Terradactyl sounds like it’s about to fly off the rails at any moment. On first listen, producer Polyphonic’s looping, glitch-filled, digital death knell beats sounds like they’re constantly just about to spiral completely out of control and threaten to overpower Serengeti’s flat, modest rhymes that are delivered as if the MC is reciting them over his morning coffee. After a few listens though, Polyphonic’s layered electronics start to crystallize and Serengeti’s laidback delivery begins to reveal intelligent, internally complex verses on everything from his sense of self to military recruitment. After a few more listens the duo become inseparable, each element balancing perfectly with the next to create brilliant wizardry, confident enough in itself to sit back and see if anyone takes notice.
On her solo debut, Karin Dreijer crafts an album that could’ve fooled anyone into believing it was by her other band, The Knife. While that might sound damning to some, it’s actually high praise. The Knife are excellent and more is always welcome, regardless of name. There are, however, small differences. For one, Fever Ray Dreijer traverses terrain even more frozen than she did along with brother Olaf on The Knife’s 2006 album Silent Shout, and she does so in a more detached manner. Sure, she employs the same electronic backings and thick vocal effects as those found on Silent Shout, but she pushes further out into the icy wilderness and ends up somewhere strangely inviting, almost cozy. Forget the name; embrace the quality.

Camera Obscura has long lived in the shadow fellow Scottish indie poppers Belle and Sebastian. On My Maudlin Career they fully emerge from that shadow, not by changing their sound, but by perfecting it. Camera Obscura’s now expected mixture of folk, northern soul and brill-building pop still carries the day, but Tracyanne Campbell and company achieve a sublimely warm, affecting sound they’ve never quite attained before.
Perhaps what sets the album apart from past efforts are Campbell’s vocals. Always a forlorn singer, here Campbell struggles to occasionally tackle somewhat cheerier subject matter. Her world-weary resignation that things will fall apart creates a wonderful conflict within these offerings of perfect pop.

DM Stith’s Heavy Ghost could soundtrack a horror movie filmed in heaven. Stith’s lilting voice and lush arrangements are undeniably beautiful, but it’s the album’s dark underbelly that is really striking and gets the spine tingling. Featuring omnipresent backup vocals from what sounds like the chorus line of the dead, the album delights in spooky atmosphere and unexpected startles. Heavy Ghost sounds simultaneously like nothing you’ve ever heard before and a subtle skewering of everything you’re familiar with. The album sweeps you off your feet and then, just when you’re falling madly in love with the beauty swirling around you, whispers sweet murders in your ear.

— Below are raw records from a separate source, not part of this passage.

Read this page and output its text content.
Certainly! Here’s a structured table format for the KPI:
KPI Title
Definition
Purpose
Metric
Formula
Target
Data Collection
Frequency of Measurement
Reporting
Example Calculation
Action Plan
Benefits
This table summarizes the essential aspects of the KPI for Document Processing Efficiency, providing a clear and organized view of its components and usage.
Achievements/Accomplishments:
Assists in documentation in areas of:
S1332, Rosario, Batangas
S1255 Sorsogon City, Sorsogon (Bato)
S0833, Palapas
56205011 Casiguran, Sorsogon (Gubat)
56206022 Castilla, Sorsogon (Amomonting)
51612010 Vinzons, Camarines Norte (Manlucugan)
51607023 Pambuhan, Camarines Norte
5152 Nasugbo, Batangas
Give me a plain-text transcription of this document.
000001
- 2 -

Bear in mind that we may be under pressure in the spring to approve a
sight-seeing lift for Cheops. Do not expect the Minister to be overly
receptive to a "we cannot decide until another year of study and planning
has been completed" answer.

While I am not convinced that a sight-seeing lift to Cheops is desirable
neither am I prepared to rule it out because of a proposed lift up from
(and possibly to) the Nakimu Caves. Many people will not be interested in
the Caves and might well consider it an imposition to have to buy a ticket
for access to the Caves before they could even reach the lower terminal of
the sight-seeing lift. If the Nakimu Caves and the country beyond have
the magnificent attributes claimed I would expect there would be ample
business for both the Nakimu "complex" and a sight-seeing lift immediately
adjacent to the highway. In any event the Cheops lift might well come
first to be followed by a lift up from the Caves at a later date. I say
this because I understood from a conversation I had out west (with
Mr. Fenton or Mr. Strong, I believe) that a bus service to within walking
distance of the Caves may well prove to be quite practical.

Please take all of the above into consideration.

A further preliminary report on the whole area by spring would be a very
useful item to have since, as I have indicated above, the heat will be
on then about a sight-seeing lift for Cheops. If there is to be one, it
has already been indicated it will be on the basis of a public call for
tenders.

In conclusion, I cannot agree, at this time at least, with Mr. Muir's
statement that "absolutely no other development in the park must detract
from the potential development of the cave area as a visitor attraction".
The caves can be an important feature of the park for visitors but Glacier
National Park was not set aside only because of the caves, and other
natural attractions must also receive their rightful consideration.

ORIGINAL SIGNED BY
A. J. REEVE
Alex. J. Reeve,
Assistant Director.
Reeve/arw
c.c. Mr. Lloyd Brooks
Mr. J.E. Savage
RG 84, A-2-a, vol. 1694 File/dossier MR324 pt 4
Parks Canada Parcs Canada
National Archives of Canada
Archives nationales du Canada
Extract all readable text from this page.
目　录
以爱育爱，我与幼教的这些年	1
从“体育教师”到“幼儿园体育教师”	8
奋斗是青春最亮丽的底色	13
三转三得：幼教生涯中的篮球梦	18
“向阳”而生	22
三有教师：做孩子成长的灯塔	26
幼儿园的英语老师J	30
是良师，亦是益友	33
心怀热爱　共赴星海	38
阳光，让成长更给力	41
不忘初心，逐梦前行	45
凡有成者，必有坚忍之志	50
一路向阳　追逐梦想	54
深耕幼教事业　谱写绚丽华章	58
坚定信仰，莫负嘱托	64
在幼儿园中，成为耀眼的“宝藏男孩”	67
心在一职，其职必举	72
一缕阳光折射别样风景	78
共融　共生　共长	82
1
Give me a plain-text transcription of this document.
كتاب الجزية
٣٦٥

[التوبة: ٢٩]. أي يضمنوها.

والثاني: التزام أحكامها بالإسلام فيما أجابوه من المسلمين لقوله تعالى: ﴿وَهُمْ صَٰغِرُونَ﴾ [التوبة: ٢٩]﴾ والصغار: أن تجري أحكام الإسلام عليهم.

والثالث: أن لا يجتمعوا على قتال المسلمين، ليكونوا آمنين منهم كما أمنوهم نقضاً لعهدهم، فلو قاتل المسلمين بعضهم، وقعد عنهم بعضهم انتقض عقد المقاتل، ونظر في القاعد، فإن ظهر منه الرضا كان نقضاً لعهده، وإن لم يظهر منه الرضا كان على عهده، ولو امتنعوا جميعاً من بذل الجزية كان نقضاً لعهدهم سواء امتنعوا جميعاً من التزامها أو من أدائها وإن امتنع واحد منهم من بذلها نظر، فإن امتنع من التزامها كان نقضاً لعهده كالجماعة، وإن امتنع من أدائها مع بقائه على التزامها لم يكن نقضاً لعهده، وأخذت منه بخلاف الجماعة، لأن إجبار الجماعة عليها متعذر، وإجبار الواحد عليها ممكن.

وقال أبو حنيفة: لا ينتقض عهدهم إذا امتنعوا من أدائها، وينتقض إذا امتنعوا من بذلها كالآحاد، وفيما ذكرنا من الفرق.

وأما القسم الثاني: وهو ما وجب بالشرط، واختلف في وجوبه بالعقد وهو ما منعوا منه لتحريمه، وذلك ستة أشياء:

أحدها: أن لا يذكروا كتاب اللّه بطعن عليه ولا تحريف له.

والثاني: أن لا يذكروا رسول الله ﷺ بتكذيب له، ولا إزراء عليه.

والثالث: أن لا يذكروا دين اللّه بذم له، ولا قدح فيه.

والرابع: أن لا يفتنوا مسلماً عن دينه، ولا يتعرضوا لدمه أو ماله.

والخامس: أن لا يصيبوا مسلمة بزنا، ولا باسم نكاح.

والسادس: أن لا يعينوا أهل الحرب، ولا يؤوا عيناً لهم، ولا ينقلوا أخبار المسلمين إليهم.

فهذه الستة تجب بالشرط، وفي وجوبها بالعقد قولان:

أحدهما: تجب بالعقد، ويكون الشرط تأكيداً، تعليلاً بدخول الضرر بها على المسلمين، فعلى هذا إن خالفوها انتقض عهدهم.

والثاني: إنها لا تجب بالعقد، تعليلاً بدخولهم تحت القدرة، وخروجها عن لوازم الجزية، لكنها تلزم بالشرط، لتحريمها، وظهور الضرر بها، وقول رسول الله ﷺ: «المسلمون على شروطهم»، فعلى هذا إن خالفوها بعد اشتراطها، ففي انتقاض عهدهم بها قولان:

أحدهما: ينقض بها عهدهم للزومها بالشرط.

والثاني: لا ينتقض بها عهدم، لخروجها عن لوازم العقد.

After years of delays, false release dates, label drama and intense speculation, the sequel to Raekwon’s 1995 classic Only Built 4 Cuban Linx finally saw the light of day in 2009 and surprised even its most anxious anticipators by being better than they could have possible hoped for. Cuban Linx pt. II knocks everything out of the park. Rae sounds the best he has in years, Ghostface Killah attacks his frequent supporting role with deranged glee, Method Man, The GZA and Inspectah Deck all drop impassioned guest verses, the producers—from heavyweights like The RZA, J. Dilla and Dr. Dre to lesser knowns BT and Scram Jones—are all at the top of their games. Cuban Linx pt. II feels like it could have come out during the Wu-Tang Clan’s mid-nineties hay day. It’s fully deserving of the name it shares and should be viewed as one of the best rap albums of the decade.


After getting their freak on so resoundingly well on 2008’s Visiter, few could have expected boredom from The Dodos in 2009. After all, Visiter was an album of boundless energy, finger shredding fretwork, insane percussion, bloody shrieks, frenetic freak-outs and singsong melodies when the occasion called for them. It was huge, sprawling and hard to believe that all that racket came (mainly) from only two guys, a guitar, an army of toms and a garbage can. Messy though it was at times, there was an almost overwhelming amount of life on Visiter. In comparison, Time to Die sounds like it got a head start on its title by a good many months. Here the band sounds limp and listless, going through the motions as if by necessity. It’s unclear whether the blame for the album’s lack of pulse lies that the band’s feet or, those of producer Phil Ek or some combination of the two, but, whatever the cause, The Dodos went from being a group surging with vigour to a frozen stiff clogging up the morgue in a little under a year.